Все-таки выследила их Рваная Грудь. Выследила, подкралась, ударила по затылку мокрой тяжелой шкурой. Оглушила. И теперь пьет его унижение, как жадные слепни пьют сладкую кровь копытных. Гордится, что вновь показала охотнику назначенное ему волей Праматери — грязь у ног Умеющей Рожать. Старая гиена…
Большелобый беспомощно забарахтался, пытаясь встать. Руки и ноги не слушались, земля не хотела отпускать его от себя, и, слыша злорадный смех Рваной Груди, он не сдержался и застонал. Не от боли (хоть боль свирепо глодала затылок) — от унижения.

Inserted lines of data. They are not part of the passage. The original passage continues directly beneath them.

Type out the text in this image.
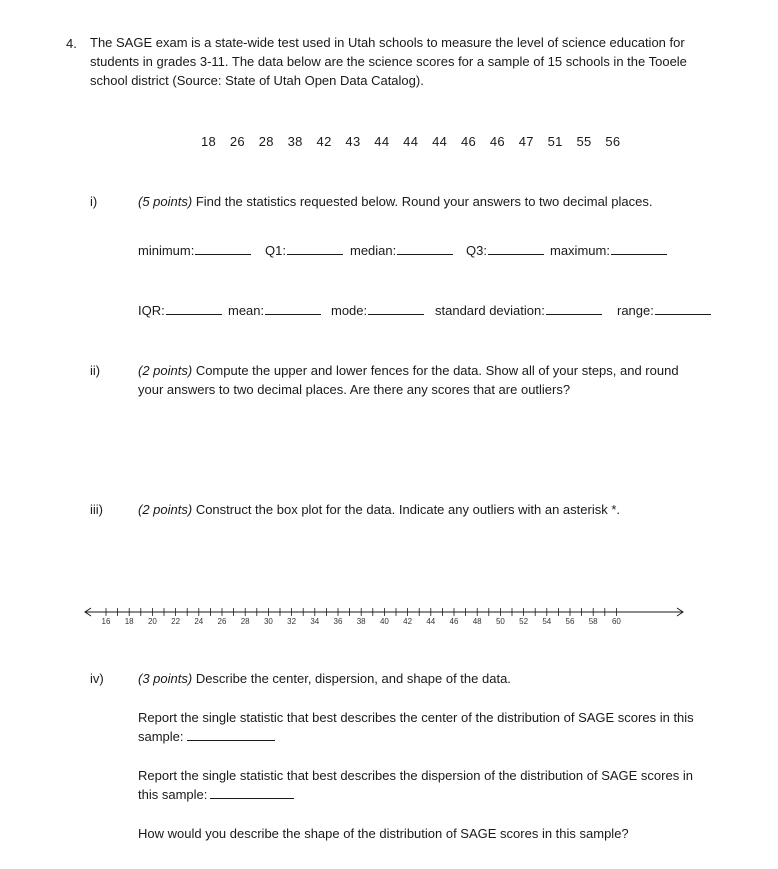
4. The SAGE exam is a state-wide test used in Utah schools to measure the level of science education for
students in grades 3-11. The data below are the science scores for a sample of 15 schools in the Tooele
school district (Source: State of Utah Open Data Catalog).
18  26  28  38  42  43  44  44  44  46  46  47  51  55  56
i)	(5 points) Find the statistics requested below. Round your answers to two decimal places.
minimum:	Q1:	median:	Q3:	maximum:
IQR:	mean:	mode:	standard deviation:	range:
ii)	(2 points) Compute the upper and lower fences for the data. Show all of your steps, and round
your answers to two decimal places. Are there any scores that are outliers?
iii)	(2 points) Construct the box plot for the data. Indicate any outliers with an asterisk *.
16 18 20 22 24 26 28 30 32 34 36 38 40 42 44 46 48 50 52 54 56 58 60
iv)	(3 points) Describe the center, dispersion, and shape of the data.
Report the single statistic that best describes the center of the distribution of SAGE scores in this
sample:
Report the single statistic that best describes the dispersion of the distribution of SAGE scores in
this sample:
How would you describe the shape of the distribution of SAGE scores in this sample?
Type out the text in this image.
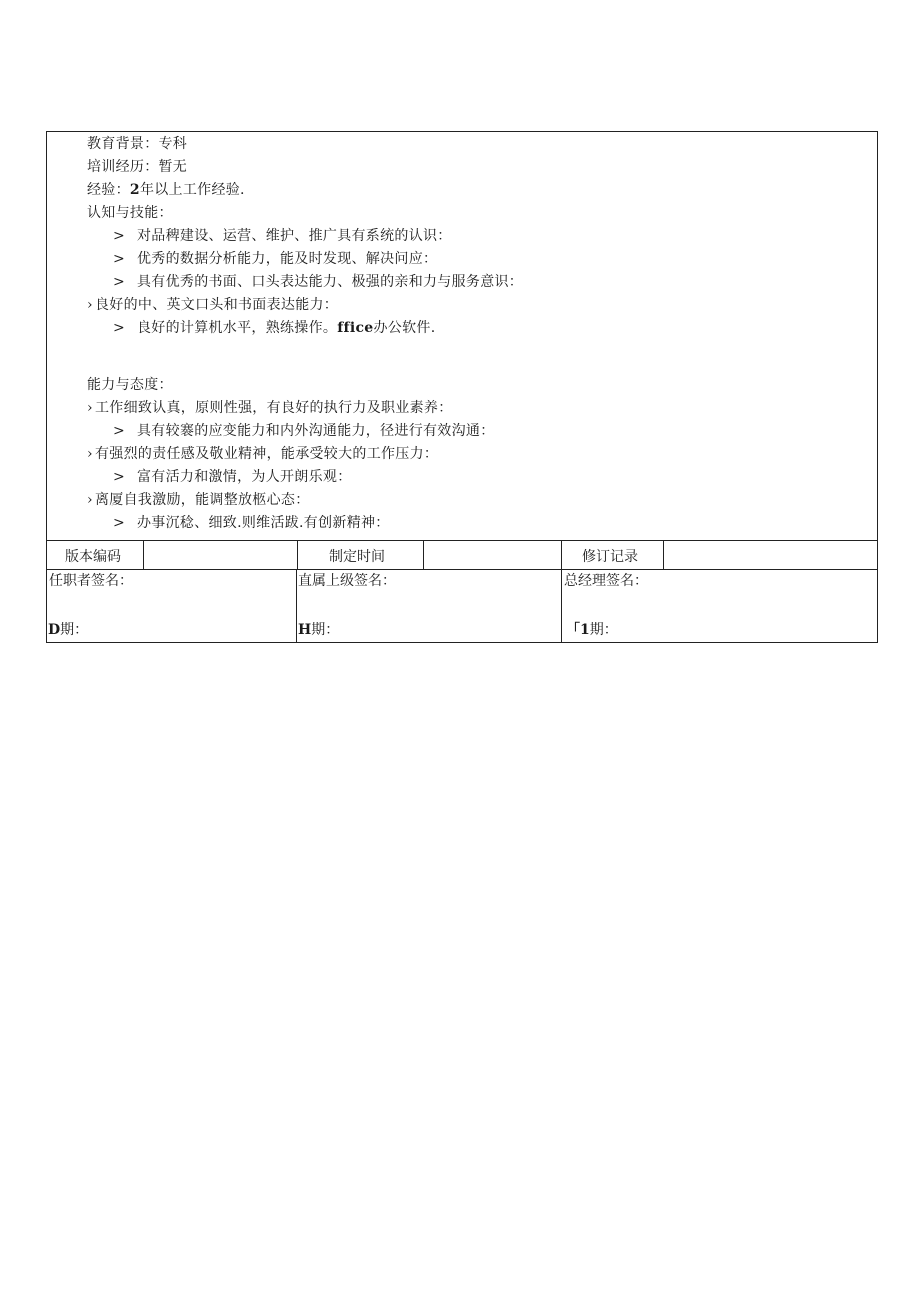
教育背景：专科
培训经历：暂无
经验：2年以上工作经验.
认知与技能：
> 对品稗建设、运营、维护、推广具有系统的认识：
> 优秀的数据分析能力，能及时发现、解决问应：
> 具有优秀的书面、口头表达能力、极强的亲和力与服务意识：
› 良好的中、英文口头和书面表达能力：
> 良好的计算机水平，熟练操作。ffice办公软件.
能力与态度：
› 工作细致认真，原则性强，有良好的执行力及职业素养：
> 具有较褰的应变能力和内外沟通能力，径进行有效沟通：
› 有强烈的责任感及敬业精神，能承受较大的工作压力：
> 富有活力和激情，为人开朗乐观：
› 离厦自我激励，能调整放柩心态：
> 办事沉稔、细致.则维活跋.有创新精神：
版本编码	制定时间	修订记录
任职者签名：
D期：
直属上级签名：
H期：
总经理签名：
「1期：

Как случилось, что эта ходячая падаль сумела подкрасться неуслышанной, сумела одним ударом свалить его, охотника и воина? Зачем, ну зачем он не умер от ее удара? Умереть лучше, чем слышать смех, достойный вонючей пасти пожирателя трупов…
Новая мысль обожгла Большелобого, заставила вскинуть лицо над травой, оглядеться в испуге. Сероглазая… Успела она убежать или нет?
Нет. Не успела. А может, не захотела унижать себя бегством. Здесь она. Стоит, смотрит в небо, на лице — брезгливая скука. Гордая…
Великое Небо, неужели Сероглазая когда-нибудь станет похожа на свою породительницу?! Нет, нет, не может случиться такое зло! Вот стоит Рваная Грудь, старейшая из колдуний, зажигающих огни перед каменным ликом Праматери, — грязная седая тварь, вонючая, кривозубая… Никогда, даже в самые свирепые морозы не запахивает она меховую безрукавку (такую же грязную, как и то, на что она одета). Так и ходит, не зная стыда, не скрывая омерзительные, ссохшиеся свои груди, одну из которых исполосовали когда-то рысьи клыки. Ходит так, чтоб каждый встречный видел: перед ним одна из Вислогрудых. О Небо, отыщется ли среди твоих порождений более мерзкое?!